IBM wants to make facial recognition systems more fair and accurate.

The company just released a research paper along with a substantial dataset of 1 million images with intrinsic facial features including facial symmetry, skin color, age, and gender.

The tech giant hopes to use the Diversity in Faces (DiF) dataset to advance the study of diversity in facial recognition and further aid the development of the technology.

“Face recognition is a long-standing challenge in the field of Artificial Intelligence (AI),” the authors of the paper wrote. “However, with recent advances in neural networks, face recognition has achieved unprecedented accuracy, built largely on data-driven deep learning methods.”

Lead scientist at IBM, John Smith told CNBC that many prominent datasets lack balance and coverage of facial images.

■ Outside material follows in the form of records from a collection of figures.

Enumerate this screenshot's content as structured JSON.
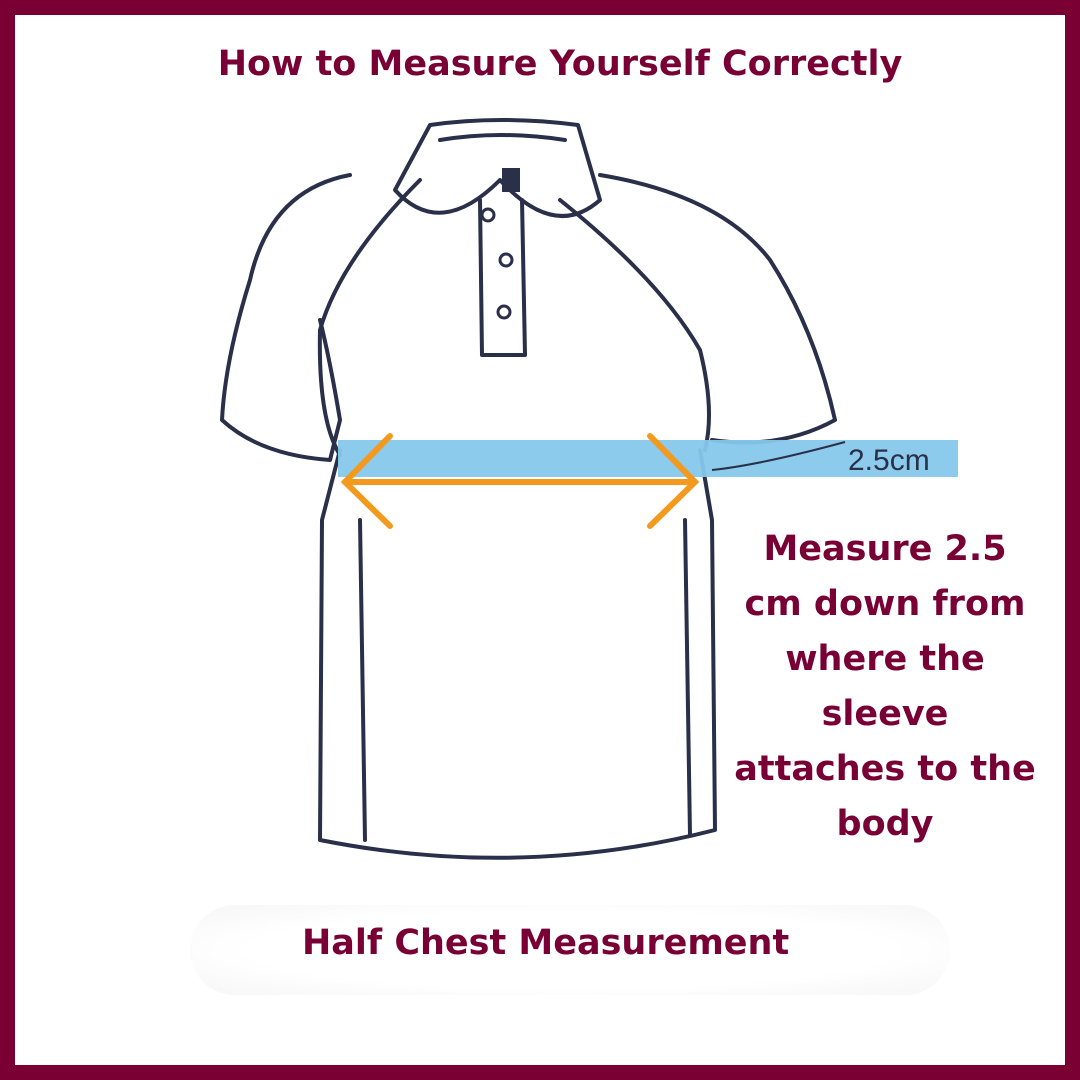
{
  "title": "How to Measure Yourself Correctly",
  "instruction": "Measure 2.5 cm down from where the sleeve attaches to the body",
  "instruction_lines": [
    "Measure 2.5",
    "cm down from",
    "where the",
    "sleeve",
    "attaches to the",
    "body"
  ],
  "caption": "Half Chest Measurement",
  "offset_label": "2.5cm",
  "colors": {
    "border": "#7a0034",
    "text": "#780035",
    "band": "#86c8ea",
    "arrow": "#f39a1e",
    "outline": "#2a2f4a"
  }
}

“In order for the technology to advance it needs to be built on diverse training data,” he said. “The data does not reflect the faces we see in the world.”

Bias in facial recognition technology is an ongoing issue in the industry and tech companies are starting to take steps to address the problem. In December, Microsoft president, Brad Smith, wrote a company blog post outlining risks and potential abuses of facial recognition technology, including privacy, democratic freedoms, and discrimination.

The company also wrote that it is calling for new laws that regulate artificial intelligence software to prevent bias.

Joy Buolamwini, a researcher at the M.I.T. Media Lab, researched how biases affect artificial intelligence and found the technology misidentified the gender of darker-skinned women 35 percent of the time.

“You can’t have ethical A.I. that’s not inclusive,” Buolamwini said in the New York Times. “And whoever is creating the technology is setting the standards.”

IBM’s Diversity in Faces dataset is available to the public and researchers are urging others to build on this work.

“We selected a solid starting point by using one million publicly available face images and by implementing ten facial coding schemes,” they wrote in the paper. “We hope that others will find ways to grow the data set to include more faces.”